Judgment reversed as to that portion regarding the value of the loss of goodwill only and the matter remanded to trial court for retrial of that issue consistent with the views expressed in this opinion. In all other respects judgment affirmed. Salami is awarded costs of appeal.

Klein, P. J., and Croskey, J., concurred.

FN *. Pursuant to California Constitution, article VI, section 21.

FN 1. The exact meaning of the stipulation is at the heart of the issue on appeal. Salami contends he met his burden of proof on the issue of loss of goodwill by entering the stipulation. The State contends the stipulation simply established foundational requirements for admitting expert opinion on the value of lost goodwill, and Salami was required to prove the amount of the loss.

FN 2. The State claims Salami's trial counsel agreed to the instruction, citing an in camera discussion on jury instructions. However, the discussion cited was limited to the burden of establishing a reasonable probability of a change in zoning as the basis of an appraiser's opinion on value of property.

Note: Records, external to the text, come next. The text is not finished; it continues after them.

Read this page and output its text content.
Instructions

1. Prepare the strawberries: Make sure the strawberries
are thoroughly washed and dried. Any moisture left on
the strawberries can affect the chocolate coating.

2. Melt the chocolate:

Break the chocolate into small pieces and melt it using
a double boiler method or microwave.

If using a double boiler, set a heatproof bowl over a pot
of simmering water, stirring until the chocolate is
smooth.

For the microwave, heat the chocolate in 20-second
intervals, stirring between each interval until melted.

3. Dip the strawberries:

Salami's counsel argued, and the trial court agreed, that the owner does not have the burden on this issue. Although the trial judge mentioned that there was only one instruction for burden, "and that's on goodwill," the scope of that reference and counsel's response are ambiguous. There is no suggestion of invited error nor, contrary to the State's contention, any indication that Salami's counsel "unequivocably agreed" to the jury instruction challenged here.

Generally, the giving of an instruction is deemed excepted to even though the party complaining on appeal made no objection in the trial court. (Code Civ. Proc., § 647; Agarwal v. Johnson (1979) 25 Cal. 3d 932, 948-949 [603 P.2d 58].) A party is only precluded from complaining on appeal that an instruction correct in law is too general or incomplete unless he has requested an additional or qualifying instruction. (Ibid.)

FN 3. All statutory references are to the Code of Civil Procedure unless otherwise indicated.

FN 4. The State refers to the comments accompanying similar provisions in the Uniform Eminent Domain Code. These comments do not support its interpretation. Section 904 of the uniform law provides "No party has the burden of proof on the issue of the amount of compensation." The comment to section 904, Burden of Proof, concludes with the statement, "The rule of this section does not affect the burden of proof on issues other than the amount of compensation. See Section 507 (preliminary objections; Section 1016 (loss of goodwill)." (13 U. Laws Ann., Eminent Domain Code, § 904, p. 82.)

FN 5. This argument, however, is inconsistent with the State's conclusion that the stipulation did not remove the burden of proof. What then was the effect of the stipulation?

FN 6. The trial judge stated, "You are agreeing that Mr. Garvin and other appraisers don't have to go through that basic information before they get to the point of giving their goodwill value opinion?" Both counsel for Salami and counsel for the State responded affirmatively.

FN 7. This is not to suggest that the trier of fact, if instructed properly, could not conclude the value of loss of goodwill was zero.

FN 8. The State contends the failure to instruct properly was harmless is any event because the opinion of Salami's expert, not based upon the agreed date of valuation, was irrelevant and should be stricken. The State fails to cite anything in the record which would have preserved the question of the admissibility of the expert's opinion on appeal. As explained by the witness, he was projecting values into the future, based upon a few months' actual restaurant business.